Reviews of The Adventures of Augie March

“All of Chicago seems gathered into the book, and eventually all of America, and much of human history as well… One must love the book on artistic grounds – for its comedy, its generosity, its density, its linguistic materials – and also, still, for its hopefulness.”

The New Yorker

“With this teeming book Bellow returned a Dickensian richness to the American novel.”

Time

“Augie March, a West-Side-Chicago Tom Jones, a Wilhelm Meister of the depression years, is a handsome and intelligent young man with what he himself describes as a ‘weak sense of consequence.’ He seems primarily moved by the need for love. One of his mistresses puts it more emphatically and indignantly. ‘You want people to pour love on you, and you soak it up and swallow it. You can’t get enough. And when another woman runs after you, you’ll go with her. You’re so happy when somebody begs you to oblige. You can’t stand up under flattery.’”

Robert Gorham Davis, The New York Times

“[Bellow’s] body of work is more capacious of imagination and language than anyone else’s… If there’s a candidate for the Great American Novel, I think this is it.”

Salman Rushdie, The Sunday Times (London)

The Adventures of Augie March is the great American Novel... Search no further.”

Martin Amis

“Unforgettable... he made readers all over the world feel that they had experienced the essence of that great city by Lake Michigan... The dean of American Jewish writers.”

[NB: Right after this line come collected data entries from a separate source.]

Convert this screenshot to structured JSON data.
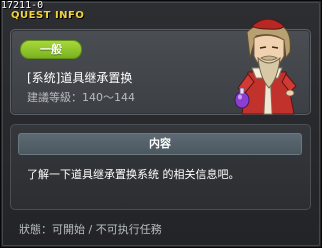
{
  "quest": {
    "id": "17211-0",
    "window_title": "QUEST INFO",
    "category": "一般",
    "name": "[系统]道具继承置换",
    "level_requirement": "建議等級：140～144",
    "content_header": "内容",
    "content_text": "了解一下道具继承置换系统 的相关信息吧。",
    "status": "狀態：可開始 / 不可执行任務"
  },
  "colors": {
    "title": "#f3d23a",
    "badge": "#8ec42b",
    "panel": "#44484d"
  },
  "icons": {
    "npc": "bearded-wizard-npc-portrait"
  }
}
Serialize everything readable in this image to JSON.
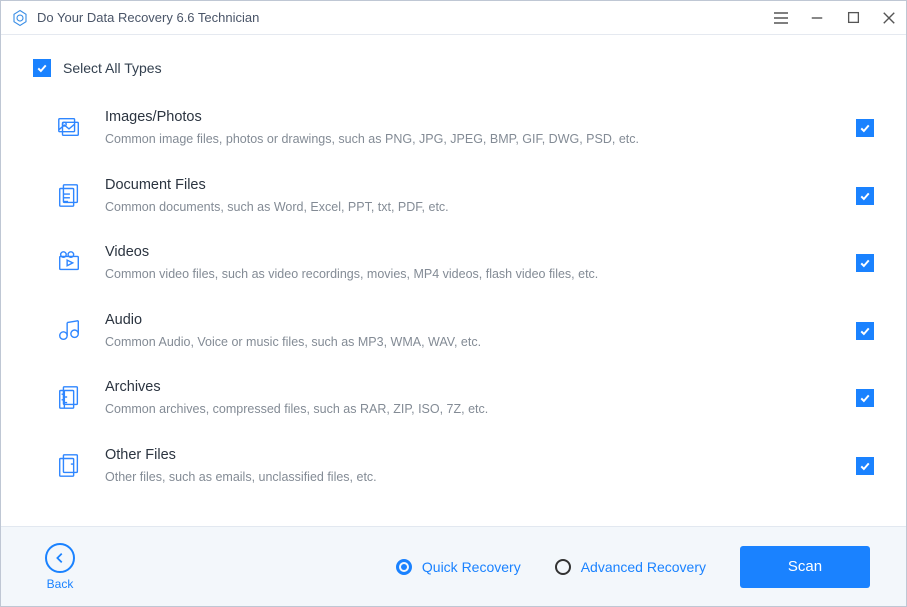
{
  "titlebar": {
    "title": "Do Your Data Recovery 6.6 Technician"
  },
  "select_all": {
    "label": "Select All Types",
    "checked": true
  },
  "types": [
    {
      "title": "Images/Photos",
      "desc": "Common image files, photos or drawings, such as PNG, JPG, JPEG, BMP, GIF, DWG, PSD, etc.",
      "icon": "image-icon",
      "checked": true
    },
    {
      "title": "Document Files",
      "desc": "Common documents, such as Word, Excel, PPT, txt, PDF, etc.",
      "icon": "document-icon",
      "checked": true
    },
    {
      "title": "Videos",
      "desc": "Common video files, such as video recordings, movies, MP4 videos, flash video files, etc.",
      "icon": "video-icon",
      "checked": true
    },
    {
      "title": "Audio",
      "desc": "Common Audio, Voice or music files, such as MP3, WMA, WAV, etc.",
      "icon": "audio-icon",
      "checked": true
    },
    {
      "title": "Archives",
      "desc": "Common archives, compressed files, such as RAR, ZIP, ISO, 7Z, etc.",
      "icon": "archive-icon",
      "checked": true
    },
    {
      "title": "Other Files",
      "desc": "Other files, such as emails, unclassified files, etc.",
      "icon": "other-icon",
      "checked": true
    }
  ],
  "footer": {
    "back_label": "Back",
    "quick_label": "Quick Recovery",
    "advanced_label": "Advanced Recovery",
    "scan_label": "Scan",
    "mode_selected": "quick"
  }
}
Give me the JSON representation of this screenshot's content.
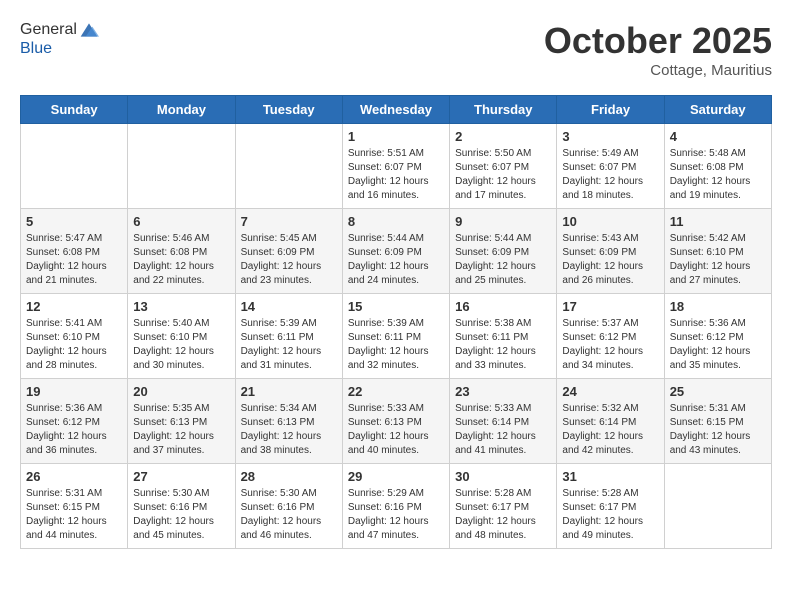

Martin Rubin, The Washington Times

“There are sentences in the book whose effervescence, whose undercurrent of buoyancy leave one with the sense of so much going on, a theatrical, exhibitionistic, ardent prose tangle that lets in the dynamism of living without driving mentalness out… It’s a voice unbridled and intelligent both, going at full force and yet always sharp enough to sensibly size things up.”

Philip Roth, “Rereading Saul Bellow,” Shop Talk

“The best postwar American novel, The Adventures of Augie March magnificently terminates and fulfills the line of Melville, Twain, and Whitman.”

James Wood, The New Republic

“Funny, poignant, crowded with carnivalesque types and yet narrated in a voice that is lonely and simple, it is Bellow’s fat comic masterpiece.”

Observer (UK)

“Augie March is an impressive tour de force… Mr. Bellow deserves our admiration and gratitude for showing us the direction serious fiction must take if it is to come alive.”